- Genre: Sitcom
- Written by: Aleen Leslie
- Starring: Patricia Crowley
- Country of origin: United States
- Original language: English
- No. of seasons: 1

Production
- Producer: Aleen Leslie
- Running time: 30 minutes

Original release
- Network: ABC
- Release: June 2, 1951 – February 23, 1952

= A Date with Judy (TV series) =

American television sitcom

A Date with Judy is an American television sitcom, two versions of which were broadcast on ABC between 1951 and 1953. A daytime version ran weekly on Saturdays from June 2, 1951, to February 23, 1952. A primetime version with a different cast ran from July 10, 1952, to September 30, 1953.

==Premise==
The title character was teenager Judy Foster. The book Television Series of the 1950s: Essential Facts and Quirky Details described Foster as "a very pretty girl who is called 'the cutest date in town'", adding, "Judy has a knack for finding mischief and has a firm belief that her family doesn't understand her." The Encyclopedia of Television Shows, 1925 through 2010 described her as "bright, enthusiastic and 'blessed' with a knack for finding trouble." Judy's parents were Melvyn and Dora Foster, and she had a 12-year-old brother, Randolph. Her boyfriend was Oogie Pringle.

The program was derived from the radio show of the same name.

==Cast==
The table below shows the actors who portrayed the main characters in the two versions of the program.

| Character | Daytime version | Primetime version |
|---|---|---|
| Judy Foster | Patricia Crowley | Mary Lynn Beller |
| Oogie Pringle | Jimmie Sommer | Jimmie Sommer |
| Melvin Foster | Gene O'Donnell | John Gibson |
| Dora Foster | Anna Lee | Flora Campbell |
| Randolph Foster | Judson Rees | Peter Avramo |

Source: Total Television

==Broadcast==
The daytime version ran on Saturdays from 11:30 a.m. to noon, Eastern Daylight Time. The primetime version ran on Thursdays from 8 to 8:30 p.m. (July 1952 - October 1952) and then on Wednesdays from 7:30 to 8 p.m. (June 1953 - September 1953).

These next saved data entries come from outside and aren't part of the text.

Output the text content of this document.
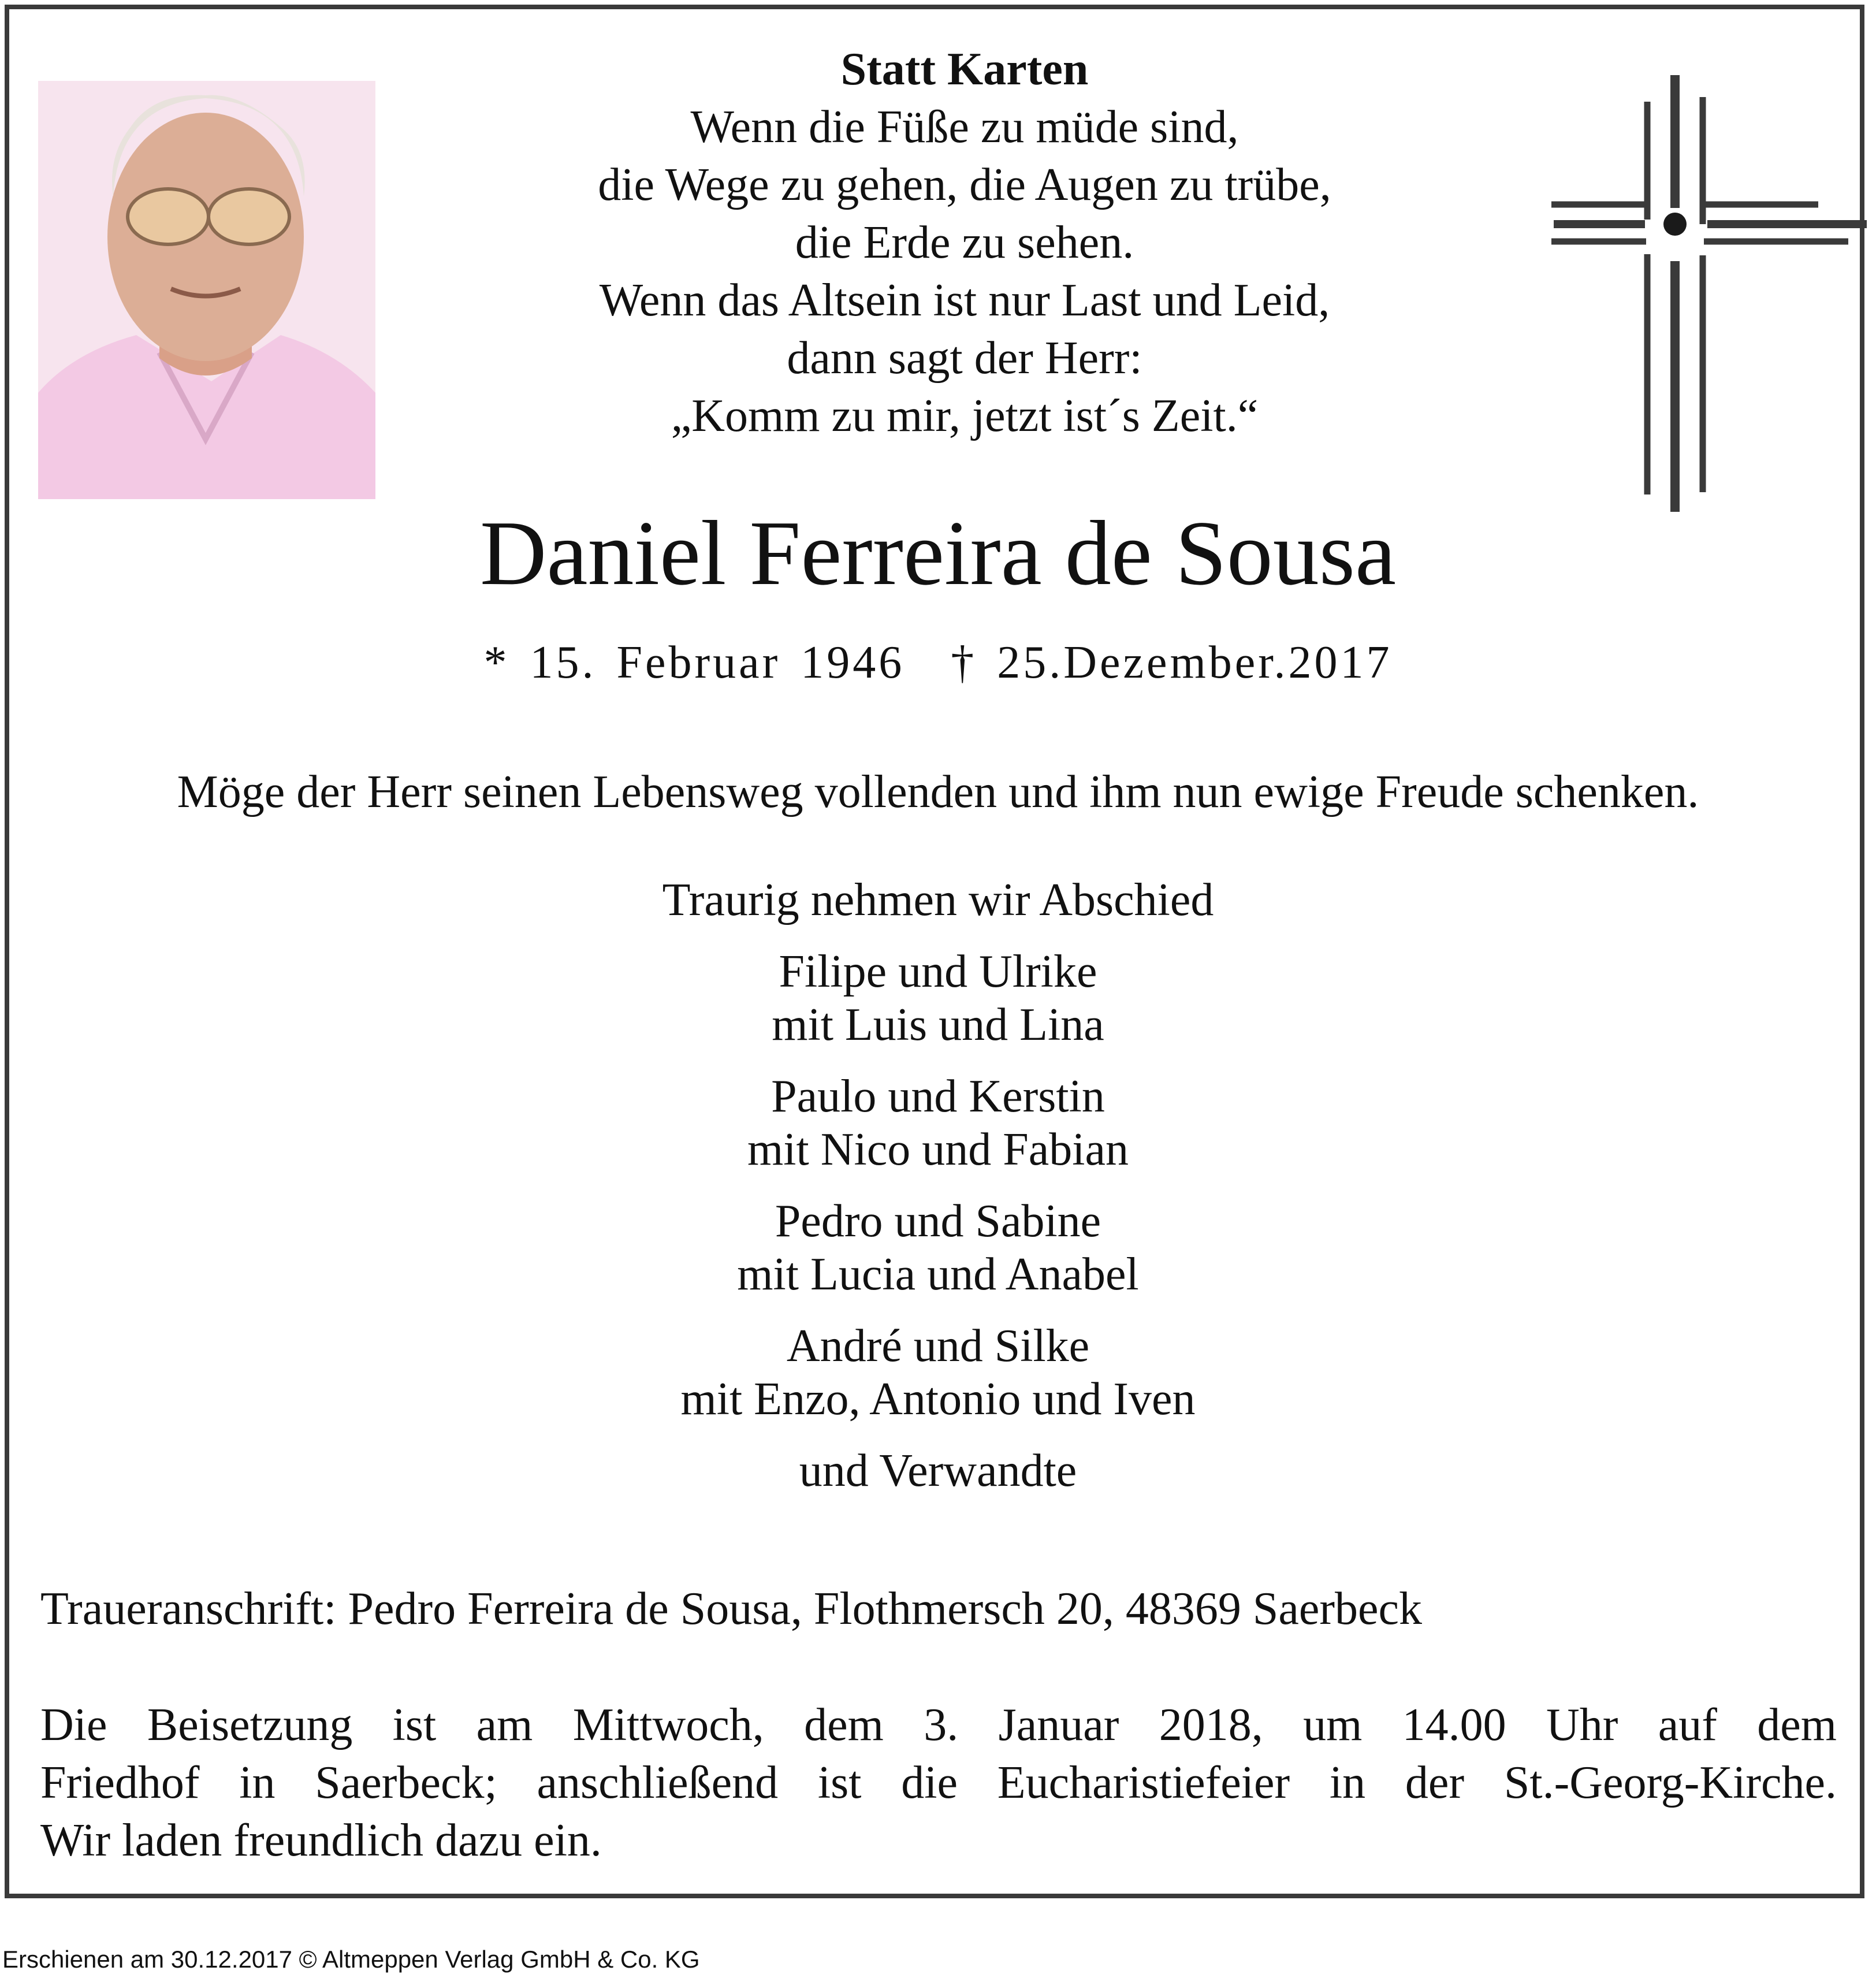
Statt Karten
Wenn die Füße zu müde sind,
die Wege zu gehen, die Augen zu trübe,
die Erde zu sehen.
Wenn das Altsein ist nur Last und Leid,
dann sagt der Herr:
„Komm zu mir, jetzt ist´s Zeit.“
Daniel Ferreira de Sousa
* 15. Februar 1946 † 25.Dezember.2017
Möge der Herr seinen Lebensweg vollenden und ihm nun ewige Freude schenken.
Traurig nehmen wir Abschied
Filipe und Ulrike
mit Luis und Lina
Paulo und Kerstin
mit Nico und Fabian
Pedro und Sabine
mit Lucia und Anabel
André und Silke
mit Enzo, Antonio und Iven
und Verwandte
Traueranschrift: Pedro Ferreira de Sousa, Flothmersch 20, 48369 Saerbeck
Die Beisetzung ist am Mittwoch, dem 3. Januar 2018, um 14.00 Uhr auf dem
Friedhof in Saerbeck; anschließend ist die Eucharistiefeier in der St.-Georg-Kirche.
Wir laden freundlich dazu ein.
Erschienen am 30.12.2017 © Altmeppen Verlag GmbH & Co. KG
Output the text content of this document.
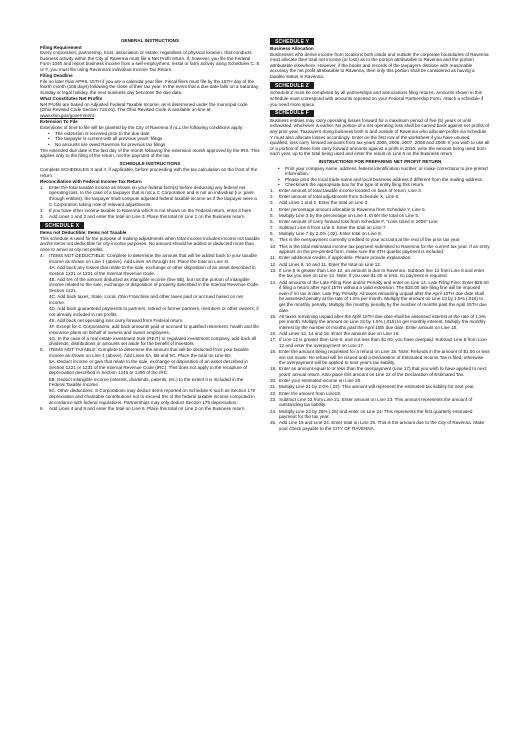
GENERAL INSTRUCTIONS
Filing Requirement

Every corporation, partnership, trust, association or estate, regardless of physical location, that conducts business activity within the City of Ravenna must file a Net Profit return. If, however, you file the Federal Form 1040 and report business income from a self-employment, rental or farm activity using Schedules C, E or F, you must file using Ravenna's individual Income Tax Return.

Filing Deadline

File no later than APRIL 15TH if you are a calendar year filer. Fiscal filers must file by the 15TH day of the fourth month (105 days) following the close of their tax year. In the event that a due date falls on a Saturday, Sunday or legal holiday, the next business day becomes the due date.

What Constitutes Net Profits

Net Profits are based on Adjusted Federal Taxable Income, as is determined under the municipal code (Ohio Revised Code Section 718.01). The Ohio Revised Code is available on-line at: www.ohio.gov/government.

Extension To File

Extensions of time to file will be granted by the City of Ravenna if ALL the following conditions apply:

•	The extension is received prior to the due date
•	The taxpayer is current with all previous years' filings
•	No amounts are owed Ravenna for previous tax filings

The extended due date is the last day of the month following the extension month approved by the IRS. This applies only to the filing of the return, not the payment of the tax.

SCHEDULE INSTRUCTIONS

Complete SCHEDULES X and Y, if applicable, before proceeding with the tax calculation on the front of the return.

Reconciliation with Federal Income Tax Return
1.	Enter the total taxable income as shown on your federal form(s) before deducting any federal net operating loss. In the case of a taxpayer that is not a C Corporation and is not an individual (i.e. pass-through entities), the taxpayer shall compute adjusted federal taxable income as if the taxpayer were a C Corporation taking note of relevant adjustments.
2.	If you have other income taxable to Ravenna which is not shown on the Federal return, enter it here.
3.	Add Lines 1 and 2 and enter the total on Line 3. Place this total on Line 1 on the Business return.
SCHEDULE X
Items not Deductible; Items not Taxable

This schedule is used for the purpose of making adjustments when total income includes income not taxable and/or items not deductible for city income purposes. No amount should be added or deducted more than once to arrive at city net profits.

4.	ITEMS NOT DEDUCTIBLE: Complete to determine the amount that will be added back to your taxable income as shown on Line 1 (above). Add Lines 4A through 4H. Place the total on Line 4I.

4A. Add back any losses that relate to the sale, exchange or other disposition of an asset described in Section 1221 or 1231 of the Internal Revenue Code.

4B. Add 5% of the amount deducted as intangible income (line 5B), but not the portion of intangible income related to the sale, exchange or disposition of property described in the Internal Revenue Code, Section 1221.

4C. Add back taxes, State, Local, Ohio Franchise and other taxes paid or accrued based on net income.

4D. Add back guaranteed payments to partners, retired or former partners, members or other owners, if not already included in net profits.

4E. Add back net operating loss carry forward from Federal return.

4F. Except for C Corporations, add back amounts paid or accrued to qualified retirement, health and life insurance plans on behalf of owners and owner employees.

4G. In the case of a real estate investment trust (REIT) or regulated investment company, add back all dividends, distributions or amounts set aside for the benefit of investors.

5.	ITEMS NOT TAXABLE: Complete to determine the amount that will be deducted from your taxable income as shown on Line 1 (above). Add Lines 5A, 5B and 5C. Place the total on Line 5D.

5A. Deduct income or gain that relate to the sale, exchange or disposition of an asset described in Section 1221 or 1231 of the Internal Revenue Code (IRC). This does not apply to the recapture of depreciation described in Section 1245 or 1250 of the IRC.

5B. Deduct intangible income (interest, dividends, patents, etc.) to the extent it is included in the Federal Taxable Income.

5C. Other deductions: S Corporations may deduct items reported on Schedule K such as Section 179 depreciation and charitable contributions not to exceed 5% of the federal taxable income computed in accordance with federal regulations. Partnerships may only deduct Section 179 depreciation.

6.	Add Lines 4 and 5 and enter the total on Line 6. Place this total on Line 2 on the Business return.
SCHEDULE Y
Business Allocation

Businesses who derive income from locations both inside and outside the corporate boundaries of Ravenna must allocate their total net income (or loss) as to the portion attributable to Ravenna and the portion attributable elsewhere. However, if the books and records of the taxpayers disclose with reasonable accuracy the net profit attributable to Ravenna, then only this portion shall be considered as having a taxable status in Ravenna.

SCHEDULE Z

Schedule Z must be completed by all partnerships and associations filing returns. Amounts shown in this schedule must correspond with amounts reported on your Federal Partnership Form. Attach a schedule if you need more space.

SCHEDULE F

Business entities may carry operating losses forward for a maximum period of five (5) years or until exhausted, whichever is earlier. No portion of a net operating loss shall be carried back against net profits of any prior year. Taxpayers doing business both in and outside of Ravenna who allocate profits via Schedule Y must also allocate losses accordingly. Enter on the first row of the worksheet if you have unused, qualified, loss carry forward amounts from tax years 2005, 2006, 2007, 2008 and 2009. If you wish to use all or a portion of these loss carry forward amounts against a profit in 2010, write the amount being used from each year, up to the total being used and enter the result on Line 6 on the Business return.

INSTRUCTIONS FOR PREPARING NET PROFIT RETURN
•	Print your company name, address, federal identification number, or make corrections to pre-printed information.
•	Please print the local trade name and local business address if different from the mailing address.
•	Checkmark the appropriate box for the type of entity filing this return.
1.	Enter amount of total taxable income located on back of return, Line 3.
2.	Enter amount of total adjustments from Schedule X, Line 6.
3.	Add Lines 1 and 2. Enter the total on Line 3.
4.	Enter percentage amount allocable to Ravenna from Schedule Y, Line 5.
5.	Multiply Line 3 by the percentage on Line 4. Enter the total on Line 5.
6.	Enter amount of carry forward loss from Schedule F, "Loss Used in 2008" Line
7.	Subtract Line 6 from Line 5. Enter the total on Line 7.
8.	Multiply Line 7 by 2.0% (.02). Enter total on Line 8.
9.	This is the overpayment currently credited to your account at the end of the prior tax year.
10. This is the total estimated income tax payment submitted to Ravenna for the current tax year. If an entry appears on the pre-printed form, make sure the 4TH quarter payment is included.
11. Enter additional credits, if applicable. Please provide explanation:
12. Add Lines 9, 10 and 11. Enter the total on Line 12.
13. If Line 8 is greater than Line 12, an amount is due to Ravenna. Subtract line 12 from Line 8 and enter the tax you owe on Line 13. Note: If you owe $1.00 or less, no payment is required.
14. Add amounts of the Late Filing Fine and/or Penalty and enter on Line 14. Late Filing Fine: Enter $25.00 if filing a return after April 15TH without a valid extension. The $25.00 late filing fine will be imposed even if no tax is due. Late Pay Penalty: All taxes remaining unpaid after the April 15TH due date shall be assessed penalty at the rate of 1.5% per month. Multiply the amount on Line 13 by 1.5% (.015) to get the monthly penalty. Multiply the monthly penalty by the number of months past the April 15TH due date.
15. All taxes remaining unpaid after the April 15TH due date shall be assessed interest at the rate of 1.5% per month. Multiply the amount on Line 13 by 1.5% (.015) to get monthly interest. Multiply the monthly interest by the number of months past the April 15th due date. Enter amount on Line 15.
16. Add Lines 13, 14 and 15. Enter the amount due on Line 16.
17. If Line 12 is greater than Line 8, and not less than $1.00, you have overpaid. Subtract Line 8 from Line 12 and enter the overpayment on Line 17.
18. Enter the amount being requested for a refund on Line 18. Note: Refunds in the amount of $1.00 or less are not made. No refund will be issued until a Declaration of Estimated Income Tax is filed, otherwise the overpayment will be applied to next year's tax liability.
19. Enter an amount equal to or less than the overpayment (Line 17) that you wish to have applied to next years' annual return. Also place this amount on Line 22 of the Declaration of Estimated Tax.
20. Enter your estimated income on Line 20.
21. Multiply Line 21 by 2.0% (.02). This amount will represent the estimated tax liability for next year.
22. Enter the amount from Line19.
23. Subtract Line 22 from Line 21. Enter amount on Line 23. This amount represents the amount of outstanding tax liability.
24. Multiply Line 23 by 25% (.25) and enter on Line 24. This represents the first quarterly estimated payment for the tax year.
25. Add Line 16 and Line 24. Enter total on Line 25. This is the amount due to the City of Ravenna. Make your check payable to the CITY OF RAVENNA.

The primetime version was replaced by Saber of London, which had been on ABC on a different night the previous season.

Clorets sponsored the program.

==Reception==
In the trade publication Billboard, a review of the first daytime episode described A Date with Judy as "a mildly diverting situation comedy aimed at teenagers". Reviewer Leon Morse wrote that the program was cast well, but the script needed improvement.